To repeat the point above, many conservatives are very reluctant to support John McCain, who they have seen repeatedly stab them in the back over the years. But those same conservatives--given the time, information, and proper exposure of just exactly what Obama and Hillary stand for (Marxist values, Enormous government, Huge tax increases, Economic meltdown, and surrender to our enemies...)--McCain could turn out conservative voters who otherwise are inclined to sit this one out in protest.McCain needs to do his own "Arizona two-step": he must cultivate his own conservative strengths (and de-emphasize those areas where he has been wanting in the past); AND he needs to then distinguish those (Conservative) beliefs from the neo-Marxist values and beliefs of his Democrat opponent. The only way to do that is to not be timid or afraid of calling Hillary and Barack for who they really are. And if doing so is seen by the MSM as "negative", who cares? The public does not want a President who simply cowers before the media or rules by opinion polls; if that were true they would have voted for Kerry in 2004. What the vast majority of Americans do want is someone standing boldly for the same values that won Reagan landslide victories twice: SMALL government. Boldness in foreign policy, not fear. Insisting on law an order at home, including putting a stop to the "sanctuary cities" movement. Stressing English as the official American language. Emphasizing market solutions for keeping our health care the best in the world. Harvesting our own energy resources. And not bowing to Global Warmist hysteria or ceding our soverignity to Global entities who hate us.

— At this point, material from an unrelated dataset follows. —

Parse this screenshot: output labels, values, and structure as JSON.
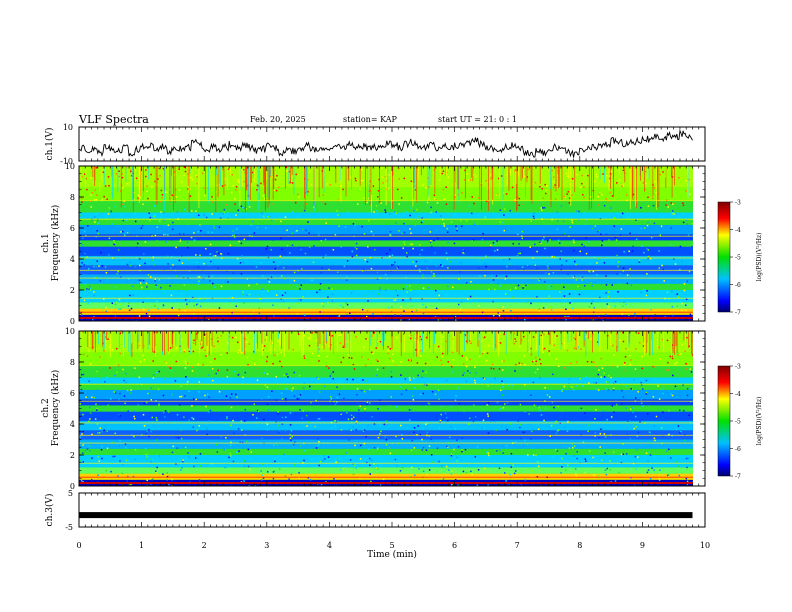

Distasteful as it may be, the only way McCain wins this year is to make sure that the alternative appears to the electorate as so abominable, so against everything America stands for, that to elect one of these two Stalinists would be suicidal. And yes, that means going negative when it is called for.

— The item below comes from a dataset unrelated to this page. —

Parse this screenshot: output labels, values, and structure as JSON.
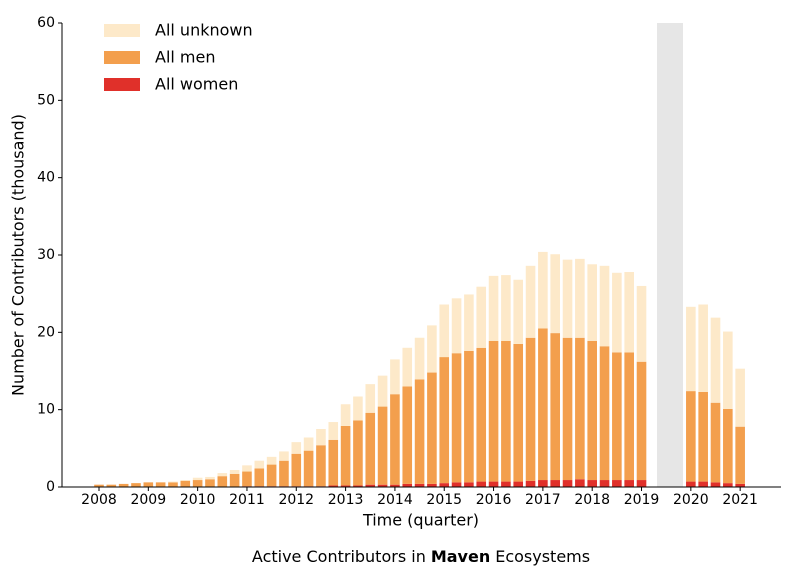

The Democrats have shown there is no corruption they will not undertake (voting lawsuits, ACORN election fraud, accepting campaign money from foreign individuals and governments, etc..) to win. Republicans must rightly be seen as distancing from corruption--including standing firmly against earmarks. But for McCain to leave the obvious corruption and shortcomings of his opponents to lie there unanswered and unexposed is a losing proposition. If John McCain wants to win this fall, he needs to take the lead in showing the electorate who these people really are. He needs to do it, because the media won't do it.

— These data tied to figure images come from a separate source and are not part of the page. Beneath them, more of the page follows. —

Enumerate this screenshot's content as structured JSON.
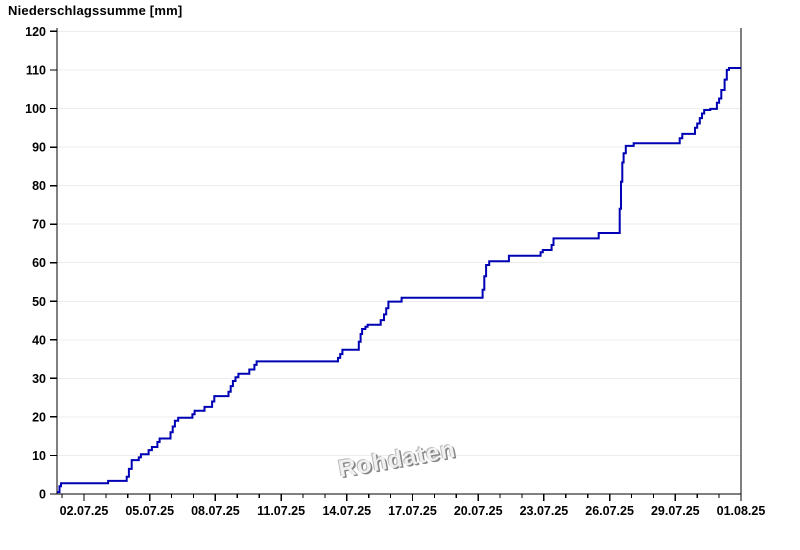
{
  "chart_data": {
    "type": "line",
    "subtype": "cumulative-step",
    "title": "Niederschlagssumme [mm]",
    "watermark": "Rohdaten",
    "grid": "horizontal-only",
    "legend": "none",
    "line_color": "#0000b4",
    "axis_color": "#000000",
    "grid_color": "#ececec",
    "x_axis": {
      "kind": "date",
      "domain_days_from_2025_07_01": [
        -0.233,
        31
      ],
      "major_tick_days": [
        1,
        4,
        7,
        10,
        13,
        16,
        19,
        22,
        25,
        28,
        31
      ],
      "tick_labels": [
        "02.07.25",
        "05.07.25",
        "08.07.25",
        "11.07.25",
        "14.07.25",
        "17.07.25",
        "20.07.25",
        "23.07.25",
        "26.07.25",
        "29.07.25",
        "01.08.25"
      ],
      "minor_ticks_every_days": 1
    },
    "y_axis": {
      "range": [
        0,
        120
      ],
      "ticks": [
        0,
        10,
        20,
        30,
        40,
        50,
        60,
        70,
        80,
        90,
        100,
        110,
        120
      ],
      "tick_labels": [
        "0",
        "10",
        "20",
        "30",
        "40",
        "50",
        "60",
        "70",
        "80",
        "90",
        "100",
        "110",
        "120"
      ]
    },
    "series": [
      {
        "name": "Niederschlagssumme",
        "color": "#0000b4",
        "points_day_mm": [
          [
            -0.233,
            0.5
          ],
          [
            -0.12,
            2.0
          ],
          [
            -0.05,
            2.8
          ],
          [
            2.1,
            3.4
          ],
          [
            2.95,
            4.5
          ],
          [
            3.05,
            6.5
          ],
          [
            3.18,
            8.8
          ],
          [
            3.5,
            9.5
          ],
          [
            3.6,
            10.3
          ],
          [
            3.95,
            11.4
          ],
          [
            4.1,
            12.2
          ],
          [
            4.35,
            13.5
          ],
          [
            4.45,
            14.4
          ],
          [
            4.95,
            16.0
          ],
          [
            5.05,
            17.5
          ],
          [
            5.15,
            19.0
          ],
          [
            5.3,
            19.8
          ],
          [
            5.95,
            20.7
          ],
          [
            6.05,
            21.6
          ],
          [
            6.5,
            22.6
          ],
          [
            6.85,
            24.0
          ],
          [
            6.95,
            25.4
          ],
          [
            7.6,
            26.5
          ],
          [
            7.7,
            28.0
          ],
          [
            7.8,
            29.3
          ],
          [
            7.92,
            30.3
          ],
          [
            8.05,
            31.2
          ],
          [
            8.55,
            32.3
          ],
          [
            8.78,
            33.5
          ],
          [
            8.88,
            34.4
          ],
          [
            12.6,
            35.3
          ],
          [
            12.7,
            36.3
          ],
          [
            12.8,
            37.4
          ],
          [
            13.55,
            39.5
          ],
          [
            13.63,
            41.5
          ],
          [
            13.7,
            42.8
          ],
          [
            13.85,
            43.4
          ],
          [
            13.95,
            43.9
          ],
          [
            14.55,
            45.1
          ],
          [
            14.7,
            46.6
          ],
          [
            14.8,
            48.2
          ],
          [
            14.9,
            49.9
          ],
          [
            15.5,
            50.9
          ],
          [
            19.2,
            53.0
          ],
          [
            19.28,
            56.5
          ],
          [
            19.36,
            59.4
          ],
          [
            19.5,
            60.4
          ],
          [
            20.4,
            61.8
          ],
          [
            21.85,
            62.7
          ],
          [
            21.95,
            63.3
          ],
          [
            22.35,
            64.6
          ],
          [
            22.44,
            66.3
          ],
          [
            24.5,
            67.7
          ],
          [
            25.46,
            74.0
          ],
          [
            25.52,
            81.0
          ],
          [
            25.58,
            86.0
          ],
          [
            25.64,
            88.4
          ],
          [
            25.74,
            90.3
          ],
          [
            26.1,
            91.0
          ],
          [
            28.2,
            92.3
          ],
          [
            28.32,
            93.4
          ],
          [
            28.9,
            95.0
          ],
          [
            29.0,
            96.1
          ],
          [
            29.12,
            97.5
          ],
          [
            29.22,
            98.7
          ],
          [
            29.32,
            99.6
          ],
          [
            29.6,
            99.9
          ],
          [
            29.9,
            101.5
          ],
          [
            30.0,
            102.6
          ],
          [
            30.1,
            104.8
          ],
          [
            30.25,
            107.5
          ],
          [
            30.35,
            110.0
          ],
          [
            30.45,
            110.5
          ],
          [
            31.0,
            110.5
          ]
        ]
      }
    ]
  }
}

Fortunately, no matter which Democrat wins, this will not be difficult to do. When it comes to corruption, both Obama and Clinton are target-rich environments. But in politics, you simply cannot allow golden opportunities to expose your opponents' weaknesses pass. When McCain plays his cutesy little games of "I'm not going to criticize", he looks weak-kneed and impotent. The reason McCain was able to come back from his deep deficit last year was his outspoken and non-apologetic support of the President's and General Petraeus' surge, which went against the tide of what virtually every other public figure (including many Republicans) was saying. If he is afraid to do the same now when it comes to showing America how catastrophic an Obama or Hillary Presidency would be, he (and we) will reap the whirlwind in November.